Companies that wait six to 12 months to provide feedback will never get the full benefit. Employees may not remember the situation after waiting so long. Infrequent feedback can cause employees to judge the review process to justify giving lower than expected raises.
Tactical feedback is at the core of a high performing team.
It is timely, brief and immediately corrects bad or undesired behavior. Do it in a way that leaves the employee empowered and motivated to do a better job. It is not aggressive towards the employee except to immediately illuminate the reasons why they must change their behavior. There is never a reason to yell at an employee.
Give them specific milestones to be met as well as resources, training and mentors to make performance happen. It enables employees to grow faster, problems to be quickly resolved, unprofessional behaviors drummed out and results to be achieved.
The art of tactful feedback centers on striving for continual growth.
Few things are more frustrating than an employee who does not show improvement after an exhaustive effort or one who refuses to change.
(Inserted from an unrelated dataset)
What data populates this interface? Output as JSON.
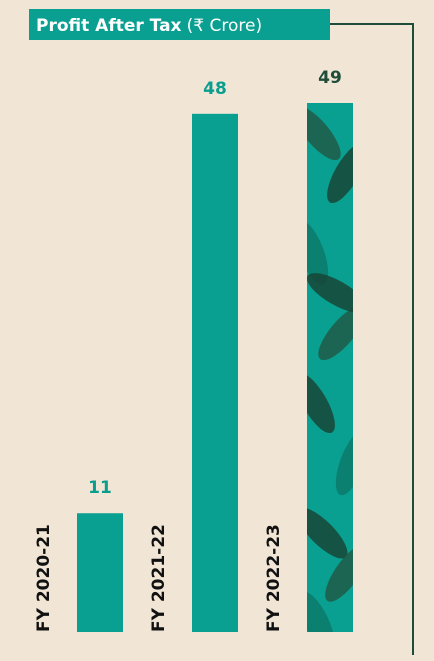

The temptation to get angry and “tear into” the person is hard to resist. Any words said in anger will not only backfire with the individual but the entire team. Making up for it will be an exhausting experience. Don’t do it!
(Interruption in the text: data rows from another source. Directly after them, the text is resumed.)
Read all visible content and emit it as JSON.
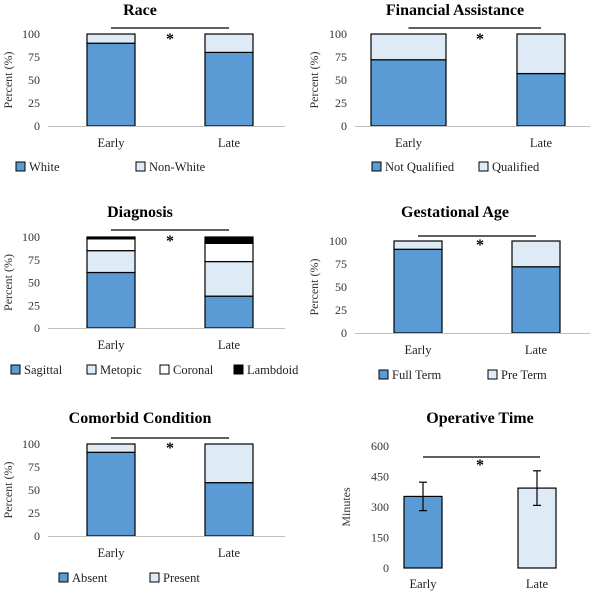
{
  "chart_data": [
    {
      "type": "bar",
      "stacked": true,
      "title": "Race",
      "ylabel": "Percent (%)",
      "categories": [
        "Early",
        "Late"
      ],
      "yticks": [
        0,
        25,
        50,
        75,
        100
      ],
      "ylim": [
        0,
        100
      ],
      "series": [
        {
          "name": "White",
          "values": [
            90,
            80
          ],
          "color": "#5b9bd5"
        },
        {
          "name": "Non-White",
          "values": [
            10,
            20
          ],
          "color": "#deebf7"
        }
      ],
      "significance": "*"
    },
    {
      "type": "bar",
      "stacked": true,
      "title": "Financial Assistance",
      "ylabel": "Percent (%)",
      "categories": [
        "Early",
        "Late"
      ],
      "yticks": [
        0,
        25,
        50,
        75,
        100
      ],
      "ylim": [
        0,
        100
      ],
      "series": [
        {
          "name": "Not Qualified",
          "values": [
            72,
            57
          ],
          "color": "#5b9bd5"
        },
        {
          "name": "Qualified",
          "values": [
            28,
            43
          ],
          "color": "#deebf7"
        }
      ],
      "significance": "*"
    },
    {
      "type": "bar",
      "stacked": true,
      "title": "Diagnosis",
      "ylabel": "Percent (%)",
      "categories": [
        "Early",
        "Late"
      ],
      "yticks": [
        0,
        25,
        50,
        75,
        100
      ],
      "ylim": [
        0,
        100
      ],
      "series": [
        {
          "name": "Sagittal",
          "values": [
            61,
            35
          ],
          "color": "#5b9bd5"
        },
        {
          "name": "Metopic",
          "values": [
            24,
            38
          ],
          "color": "#deebf7"
        },
        {
          "name": "Coronal",
          "values": [
            13,
            20
          ],
          "color": "#ffffff"
        },
        {
          "name": "Lambdoid",
          "values": [
            2,
            7
          ],
          "color": "#000000"
        }
      ],
      "significance": "*"
    },
    {
      "type": "bar",
      "stacked": true,
      "title": "Gestational Age",
      "ylabel": "Percent (%)",
      "categories": [
        "Early",
        "Late"
      ],
      "yticks": [
        0,
        25,
        50,
        75,
        100
      ],
      "ylim": [
        0,
        100
      ],
      "series": [
        {
          "name": "Full Term",
          "values": [
            91,
            72
          ],
          "color": "#5b9bd5"
        },
        {
          "name": "Pre Term",
          "values": [
            9,
            28
          ],
          "color": "#deebf7"
        }
      ],
      "significance": "*"
    },
    {
      "type": "bar",
      "stacked": true,
      "title": "Comorbid Condition",
      "ylabel": "Percent (%)",
      "categories": [
        "Early",
        "Late"
      ],
      "yticks": [
        0,
        25,
        50,
        75,
        100
      ],
      "ylim": [
        0,
        100
      ],
      "series": [
        {
          "name": "Absent",
          "values": [
            91,
            58
          ],
          "color": "#5b9bd5"
        },
        {
          "name": "Present",
          "values": [
            9,
            42
          ],
          "color": "#deebf7"
        }
      ],
      "significance": "*"
    },
    {
      "type": "bar",
      "stacked": false,
      "title": "Operative Time",
      "ylabel": "Minutes",
      "categories": [
        "Early",
        "Late"
      ],
      "yticks": [
        0,
        150,
        300,
        450,
        600
      ],
      "ylim": [
        0,
        600
      ],
      "series": [
        {
          "values": [
            352,
            393
          ],
          "error": [
            70,
            85
          ],
          "colors": [
            "#5b9bd5",
            "#deebf7"
          ]
        }
      ],
      "significance": "*"
    }
  ]
}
The value of tactful feedback is improving the relationships between team members as well as the boss and the team. Seek to understand the other person’s perspective without judging them. The goal is to build better relationships and better serve the customer by being more empathetic. More empathetic team members are more likely to help someone rather than stand by. Empathy increases the employee’s value to the team. Tactful feedback removes barriers and provides a path to success.
What is the best approach?
Use of the sandwich technique where the area in need of improvement is preceded immediately before and after by positive reinforcement. The method cushions any blow potentially stemming from the discussion. Avoid giving feedback in public. Give feedback in a private setting and make sure it occurs with a minimum number of bystanders. Wise leaders are never alone with a member of the opposite sex.